No importaba cómo lo mirara, era un desafío.

 

“¿Qué estás diciendo? En el peor de los casos, puedes usar tu cuerpo para pagar por ello. Serás transferido del emperador a un burdel, no será diferente. Hay pervertidos a los que les gustan hasta los bienes defectuosos como tú”.

 

Durante estos dos años, la bruja ha estado recomendando excesivamente a Maomao que se convirtiera en una cortesana. Ella, que había dedicado toda su vida al distrito del placer, nunca pensó que la prostitución era una carrera lamentable.

 

“Pero aún me queda un año de servicio”, dijo Maomao.

 

“En ese caso, envía a los invitados de honor. No a los viejos, sino a los que podemos explotar moderadamente durante mucho tiempo, como el de entonces”.

 

(Umm. Como pensaba, va  a ser explotado.)

 

La bruja codiciosa sólo piensa en el dinero.

La idea de vender su cuerpo ya había pasado, así que ella debe enviar sacrificios moderadamente de aquí en adelante.

 

(¿Podría un eunuco ser un cliente?)

 

Aunque la cara de Jinshi se le subió a la cabeza, eso no era bueno.

Las cortesanas podrían ponerse serias y romper la tienda, por lo que la idea fue rechazada.

 

Pero, se sentiría mal si fuera Gaoshun o el médico charlatán. Sería difícil conseguir que la madam los explotara.

 

Era un verdadero inconveniente no tener un punto de referencia.

 

“Maomao, el viejo debería estar en casa ahora mismo, así que date prisa y vete”, dijo la bruja.

 

“Ahh, lo haré.”

 

Aunque lo pensara profundamente, no tenía solución en este momento.

 

Maomao escapó por el camino lateral del Rokushoukan.

 

 

 

El distrito del placer de repente se volvió desolado en el momento en que ella salió de la calle.

Filas de chozas, mendigos recogiendo monedas con cuencos astillados, también había vagabundos con cicatrices de sífilis.

 

Una de las chozas en ruinas era la casa de Maomao.

 

En la estrecha casa que sólo tenía dos cuartos de tierra, había una persona encorvada usando el mortero.

Tallado con arrugas profundas, rasgos suaves, un hombre que le agrada a una mujer mayor.

 

“He vuelto, papá”, dijo Maomao.

 

“Hola, llegas tarde.”

 

La saludó con normalidad y caminó para preparar el té como si nada hubiera pasado.

Ella aceptó el té que había sido preparado en una taza de té desgastada.

Ella le contó trozos de todo lo que había pasado hasta ahora, y su padre sólo le contestó con sonidos de escucha.

 

Después de comer gachas de avena, que contenían una porción enormemente aumentada de hierbas medicinales y papas, para la cena, decidió dormir.
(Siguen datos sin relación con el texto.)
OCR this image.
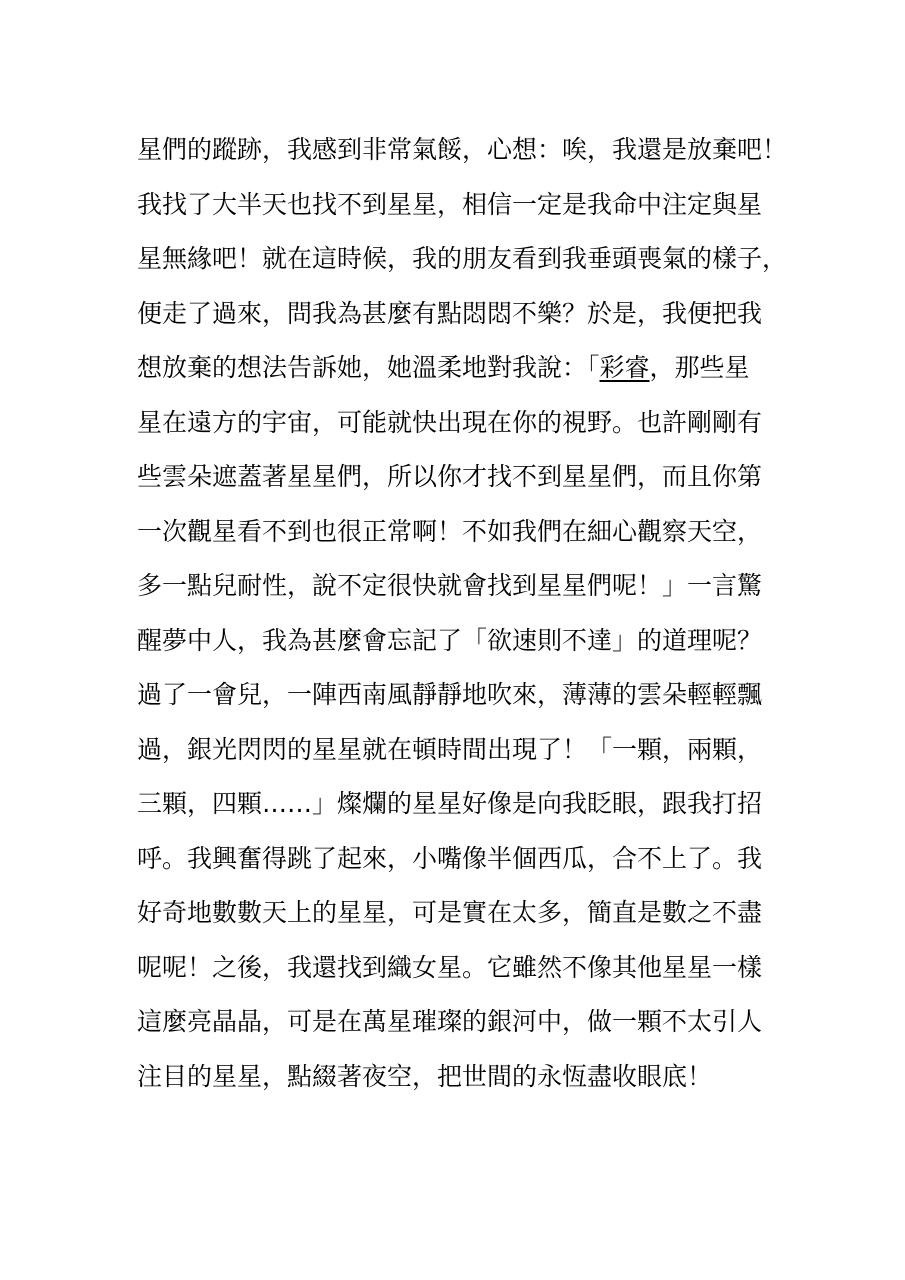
星們的蹤跡，我感到非常氣餒，心想：唉，我還是放棄吧！
我找了大半天也找不到星星，相信一定是我命中注定與星
星無緣吧！就在這時候，我的朋友看到我垂頭喪氣的樣子，
便走了過來，問我為甚麼有點悶悶不樂？於是，我便把我
想放棄的想法告訴她，她溫柔地對我說：「彩睿，那些星
星在遠方的宇宙，可能就快出現在你的視野。也許剛剛有
些雲朵遮蓋著星星們，所以你才找不到星星們，而且你第
一次觀星看不到也很正常啊！不如我們在細心觀察天空，
多一點兒耐性，說不定很快就會找到星星們呢！」一言驚
醒夢中人，我為甚麼會忘記了「欲速則不達」的道理呢？
過了一會兒，一陣西南風靜靜地吹來，薄薄的雲朵輕輕飄
過，銀光閃閃的星星就在頓時間出現了！「一顆，兩顆，
三顆，四顆……」燦爛的星星好像是向我眨眼，跟我打招
呼。我興奮得跳了起來，小嘴像半個西瓜，合不上了。我
好奇地數數天上的星星，可是實在太多，簡直是數之不盡
呢呢！之後，我還找到織女星。它雖然不像其他星星一樣
這麼亮晶晶，可是在萬星璀璨的銀河中，做一顆不太引人
注目的星星，點綴著夜空，把世間的永恆盡收眼底！
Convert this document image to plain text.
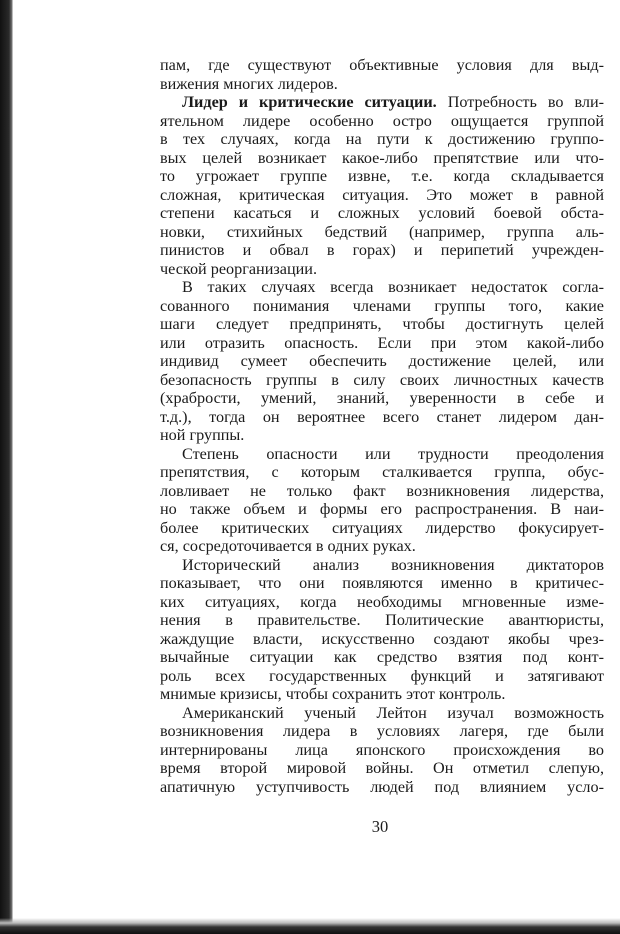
пам, где существуют объективные условия для выд-
вижения многих лидеров.
Лидер и критические ситуации. Потребность во вли-
ятельном лидере особенно остро ощущается группой
в тех случаях, когда на пути к достижению группо-
вых целей возникает какое-либо препятствие или что-
то угрожает группе извне, т.е. когда складывается
сложная, критическая ситуация. Это может в равной
степени касаться и сложных условий боевой обста-
новки, стихийных бедствий (например, группа аль-
пинистов и обвал в горах) и перипетий учрежден-
ческой реорганизации.
В таких случаях всегда возникает недостаток согла-
сованного понимания членами группы того, какие
шаги следует предпринять, чтобы достигнуть целей
или отразить опасность. Если при этом какой-либо
индивид сумеет обеспечить достижение целей, или
безопасность группы в силу своих личностных качеств
(храбрости, умений, знаний, уверенности в себе и
т.д.), тогда он вероятнее всего станет лидером дан-
ной группы.
Степень опасности или трудности преодоления
препятствия, с которым сталкивается группа, обус-
ловливает не только факт возникновения лидерства,
но также объем и формы его распространения. В наи-
более критических ситуациях лидерство фокусирует-
ся, сосредоточивается в одних руках.
Исторический анализ возникновения диктаторов
показывает, что они появляются именно в критичес-
ких ситуациях, когда необходимы мгновенные изме-
нения в правительстве. Политические авантюристы,
жаждущие власти, искусственно создают якобы чрез-
вычайные ситуации как средство взятия под конт-
роль всех государственных функций и затягивают
мнимые кризисы, чтобы сохранить этот контроль.
Американский ученый Лейтон изучал возможность
возникновения лидера в условиях лагеря, где были
интернированы лица японского происхождения во
время второй мировой войны. Он отметил слепую,
апатичную уступчивость людей под влиянием усло-
30
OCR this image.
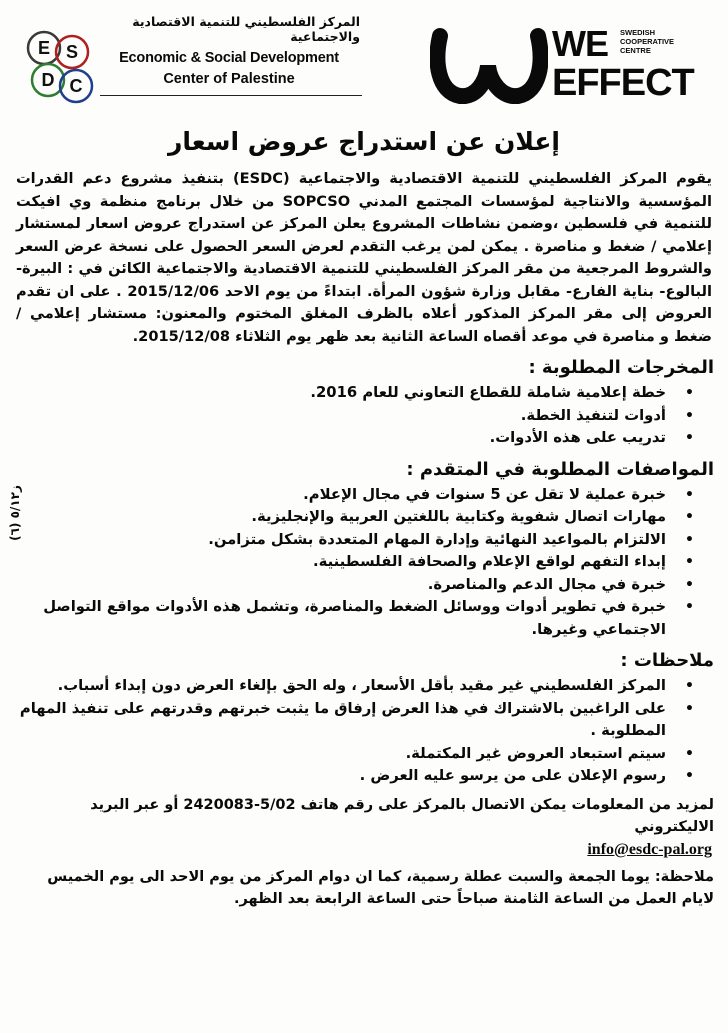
E S
D C
المركز الفلسطيني للتنمية الاقتصادية والاجتماعية
Economic & Social Development
Center of Palestine
WE SWEDISH
COOPERATIVE
CENTRE
EFFECT
إعلان عن استدراج عروض اسعار

يقوم المركز الفلسطيني للتنمية الاقتصادية والاجتماعية (ESDC) بتنفيذ مشروع دعم القدرات المؤسسية والانتاجية لمؤسسات المجتمع المدني SOPCSO من خلال برنامج منظمة وي افيكت للتنمية في فلسطين ،وضمن نشاطات المشروع يعلن المركز عن استدراج عروض اسعار لمستشار إعلامي / ضغط و مناصرة . يمكن لمن يرغب التقدم لعرض السعر الحصول على نسخة عرض السعر والشروط المرجعية من مقر المركز الفلسطيني للتنمية الاقتصادية والاجتماعية الكائن في : البيرة-البالوع- بناية الفارع- مقابل وزارة شؤون المرأة. ابتداءً من يوم الاحد 2015/12/06 . على ان تقدم العروض إلى مقر المركز المذكور أعلاه بالظرف المغلق المختوم والمعنون: مستشار إعلامي / ضغط و مناصرة في موعد أقصاه الساعة الثانية بعد ظهر يوم الثلاثاء 2015/12/08.

المخرجات المطلوبة :
• خطة إعلامية شاملة للقطاع التعاوني للعام 2016.
• أدوات لتنفيذ الخطة.
• تدريب على هذه الأدوات.
المواصفات المطلوبة في المتقدم :
• خبرة عملية لا تقل عن 5 سنوات في مجال الإعلام.
• مهارات اتصال شفوية وكتابية باللغتين العربية والإنجليزية.
• الالتزام بالمواعيد النهائية وإدارة المهام المتعددة بشكل متزامن.
• إبداء التفهم لواقع الإعلام والصحافة الفلسطينية.
• خبرة في مجال الدعم والمناصرة.
• خبرة في تطوير أدوات ووسائل الضغط والمناصرة، وتشمل هذه الأدوات مواقع التواصل الاجتماعي وغيرها.
ملاحظات :
• المركز الفلسطيني غير مقيد بأقل الأسعار ، وله الحق بإلغاء العرض دون إبداء أسباب.
• على الراغبين بالاشتراك في هذا العرض إرفاق ما يثبت خبرتهم وقدرتهم على تنفيذ المهام المطلوبة .
• سيتم استبعاد العروض غير المكتملة.
• رسوم الإعلان على من يرسو عليه العرض .
لمزيد من المعلومات يمكن الاتصال بالمركز على رقم هاتف 5/02-2420083 أو عبر البريد الاليكتروني
info@esdc-pal.org
ملاحظة: يوما الجمعة والسبت عطلة رسمية، كما ان دوام المركز من يوم الاحد الى يوم الخميس لايام العمل من الساعة الثامنة صباحاً حتى الساعة الرابعة بعد الظهر.
ز٥/١٢ (٦)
Se bañará con el agua caliente que recibirá del Rokushoukan mañana.

 

Se acurrucó en una simple cama que no era más que una estera de paja tendida en el suelo de tierra.

Su padre le apiló la ropa y puso a tierra el mortero sin descanso como si fuera un fuego de estufa.

 

“El palacio interior. Debe ser el destino”. Las palabras que murmuraba su padre se desvanecieron en medio de su somnolencia.